Same here, until now. I built the earlier xcapture v1 (also in the repo) about 5 years ago and it just samples various /proc/PID/task/TID pseudofiles regularly, it also allows you get pretty far with the thread-level activity measurement approach, especially when combined with always-on low frequency on-CPU sampling with perf.

tptacek · 2024-07-03T23:45:06

XDP, in its intended configuration, passes pointers to packets still on the driver DMA rings (or whatever) directly to BPF code, which can modify packets and forward them to other devices, bypassing the kernel stack completely.

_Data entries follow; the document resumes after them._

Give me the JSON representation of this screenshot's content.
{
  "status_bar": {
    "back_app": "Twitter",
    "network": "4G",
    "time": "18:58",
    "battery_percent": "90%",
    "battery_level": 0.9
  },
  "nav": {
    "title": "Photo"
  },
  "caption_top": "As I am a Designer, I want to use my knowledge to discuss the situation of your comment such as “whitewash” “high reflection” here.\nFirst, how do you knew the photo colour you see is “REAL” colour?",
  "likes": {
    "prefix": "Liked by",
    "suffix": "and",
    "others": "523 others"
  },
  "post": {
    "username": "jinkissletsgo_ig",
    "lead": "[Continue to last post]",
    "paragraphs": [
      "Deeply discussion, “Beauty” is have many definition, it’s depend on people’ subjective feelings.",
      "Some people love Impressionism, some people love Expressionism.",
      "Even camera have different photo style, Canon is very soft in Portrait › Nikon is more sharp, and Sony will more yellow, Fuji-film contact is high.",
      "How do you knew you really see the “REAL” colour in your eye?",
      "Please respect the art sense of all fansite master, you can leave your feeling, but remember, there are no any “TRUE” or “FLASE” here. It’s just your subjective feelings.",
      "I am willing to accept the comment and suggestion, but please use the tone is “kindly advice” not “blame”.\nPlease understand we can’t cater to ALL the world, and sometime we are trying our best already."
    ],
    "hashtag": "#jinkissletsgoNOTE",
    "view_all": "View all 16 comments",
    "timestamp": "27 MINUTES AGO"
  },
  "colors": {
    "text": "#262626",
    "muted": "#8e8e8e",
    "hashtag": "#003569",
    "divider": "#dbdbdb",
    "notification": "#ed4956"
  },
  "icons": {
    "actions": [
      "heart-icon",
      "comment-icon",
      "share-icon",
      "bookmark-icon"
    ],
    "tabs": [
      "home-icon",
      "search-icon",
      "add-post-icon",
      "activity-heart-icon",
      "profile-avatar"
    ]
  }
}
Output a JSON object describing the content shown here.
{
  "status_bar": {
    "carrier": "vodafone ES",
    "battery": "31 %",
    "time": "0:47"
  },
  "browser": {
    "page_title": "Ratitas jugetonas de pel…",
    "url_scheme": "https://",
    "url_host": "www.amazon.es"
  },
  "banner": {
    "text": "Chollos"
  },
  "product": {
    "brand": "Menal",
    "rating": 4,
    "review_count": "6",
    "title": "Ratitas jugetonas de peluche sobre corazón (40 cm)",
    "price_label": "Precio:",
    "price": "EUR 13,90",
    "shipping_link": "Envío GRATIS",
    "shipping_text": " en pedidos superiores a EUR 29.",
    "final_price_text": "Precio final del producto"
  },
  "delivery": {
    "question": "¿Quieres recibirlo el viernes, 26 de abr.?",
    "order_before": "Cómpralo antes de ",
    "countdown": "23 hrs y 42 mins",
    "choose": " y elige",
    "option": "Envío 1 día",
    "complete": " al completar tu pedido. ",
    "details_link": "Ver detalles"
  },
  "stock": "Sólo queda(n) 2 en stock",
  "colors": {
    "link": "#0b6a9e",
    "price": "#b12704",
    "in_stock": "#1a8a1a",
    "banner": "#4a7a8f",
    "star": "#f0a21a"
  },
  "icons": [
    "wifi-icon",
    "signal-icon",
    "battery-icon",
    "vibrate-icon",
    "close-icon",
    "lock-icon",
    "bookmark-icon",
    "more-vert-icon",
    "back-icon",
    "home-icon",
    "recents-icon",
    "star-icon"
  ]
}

You can XDP_PASS a packet if you'd like it to hit the kernel, creating an skbuff, and bouncing it through all the kernel's network stack code, but the idea is that you don't want to do that; if you do, just use TC BPF, which is equivalently powerful and more flexible.

mgaunard · 2024-07-04T11:34:12

Yes for XDP there is a dedicated API, but for any of the other hooks like tracepoints, it's all designed to give you read-only access.

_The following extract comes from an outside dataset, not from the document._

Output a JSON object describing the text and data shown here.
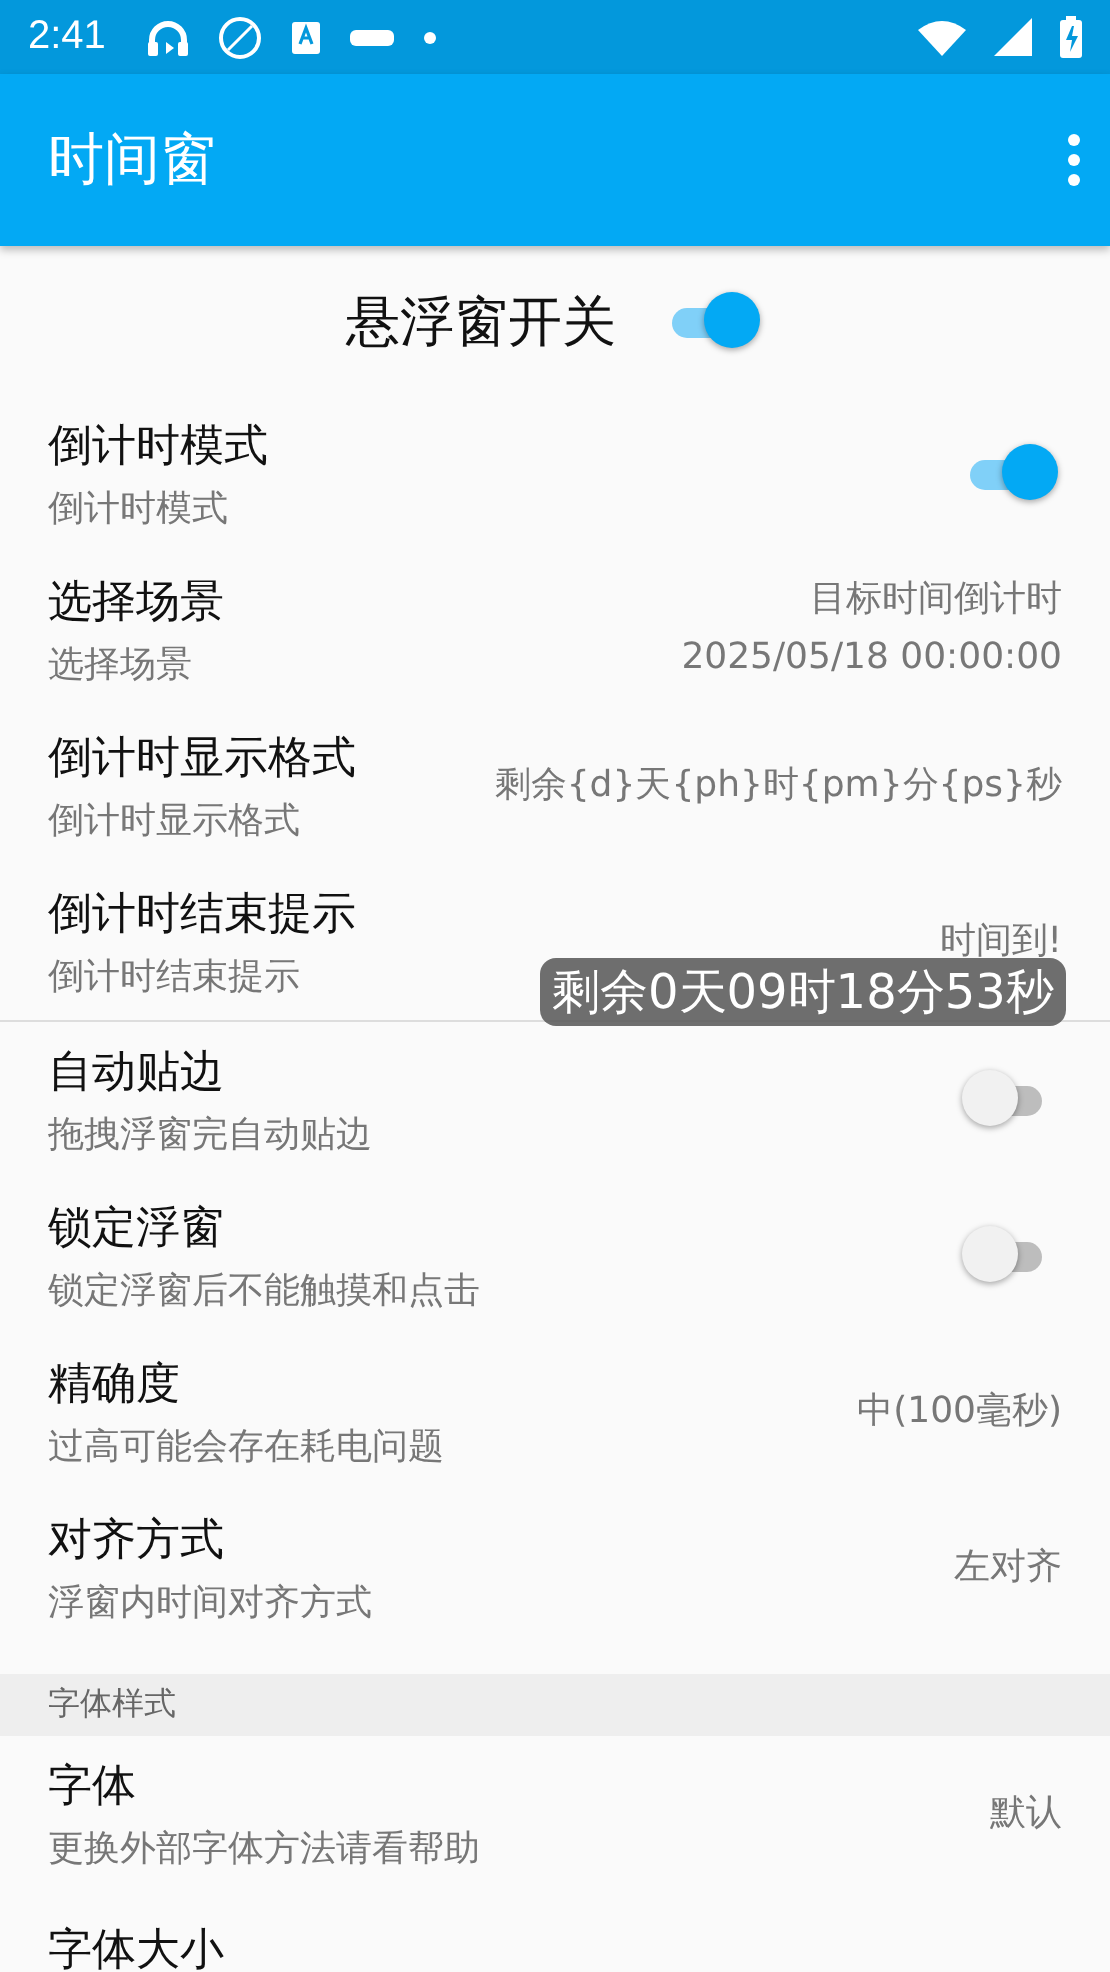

The whole CO-RE thing is about having a kernel-version-agnostic way of reading fields from kernel data structures.

tptacek · 2024-07-04T16:59:51

Right, I'm just pushing back on the DPDK thing.

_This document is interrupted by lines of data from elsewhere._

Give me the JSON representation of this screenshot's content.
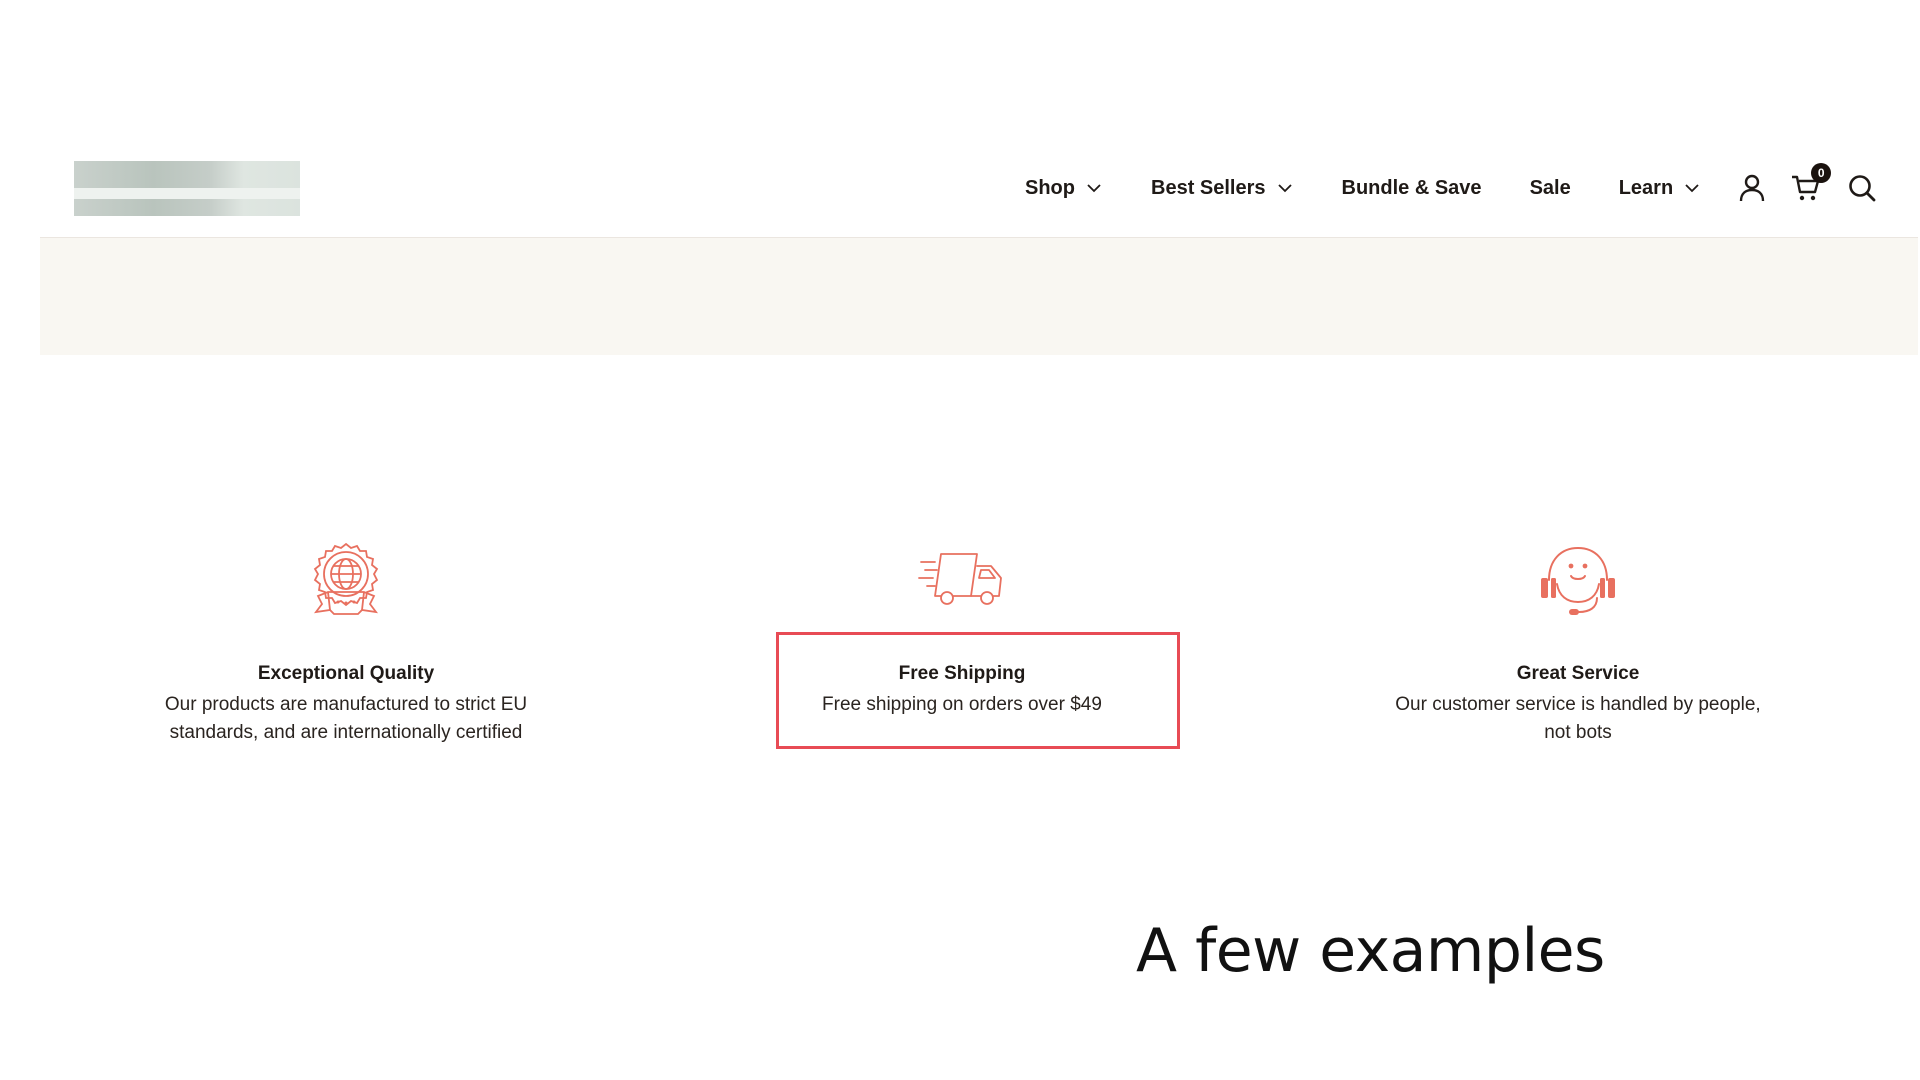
{
  "header": {
    "nav": [
      {
        "label": "Shop",
        "has_dropdown": true
      },
      {
        "label": "Best Sellers",
        "has_dropdown": true
      },
      {
        "label": "Bundle & Save",
        "has_dropdown": false
      },
      {
        "label": "Sale",
        "has_dropdown": false
      },
      {
        "label": "Learn",
        "has_dropdown": true
      }
    ],
    "icons": {
      "account": "user-icon",
      "cart": "cart-icon",
      "search": "search-icon"
    },
    "cart_count": "0"
  },
  "features": [
    {
      "icon": "quality-badge-icon",
      "title": "Exceptional Quality",
      "desc_line1": "Our products are manufactured to strict EU",
      "desc_line2": "standards, and are internationally certified"
    },
    {
      "icon": "delivery-truck-icon",
      "title": "Free Shipping",
      "desc_line1": "Free shipping on orders over $49",
      "desc_line2": ""
    },
    {
      "icon": "customer-service-headset-icon",
      "title": "Great Service",
      "desc_line1": "Our customer service is handled by people,",
      "desc_line2": "not bots"
    }
  ],
  "caption": "A few examples",
  "colors": {
    "accent": "#e8705f",
    "highlight_border": "#e84b55",
    "band": "#f9f7f2",
    "text": "#1f1a17"
  }
}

mgaunard · 2024-07-05T11:17:54

DPDK polls the hardware directly from userland.

XDP reads the data in the normal NAPI kernel way, integrating with the IRQ system etc., which might or might not be desirable depending on your use case.

Then if you want to forward it to userland, you still need to write the data to a ring buffer, with your userland process polling it, at which point it's more akin to using io_uring.

It's mostly useful if you can write your entire logic in your eBPF program without going through userland, so it's nice for various tracing applications, filters or security checks, but that's about it as far as I can tell.

lathiat · 2024-07-04T01:14:58

I'll toot my own horn here. But there are plenty of presentations about it, Brendan Gregg's are usually pretty great.

"bpftrace recipes: 5 real problems solved" - Trent Lloyd (Everything Open 2023) https://www.youtube.com/watch?v=ZDTfcrp9pJI

jiripospisil · 2024-07-03T21:58:00

There's a bunch of examples over at https://github.com/iovisor/bcc

rascul · 2024-07-03T22:23:32

You might find some interesting stuff here

https://ebpf.io/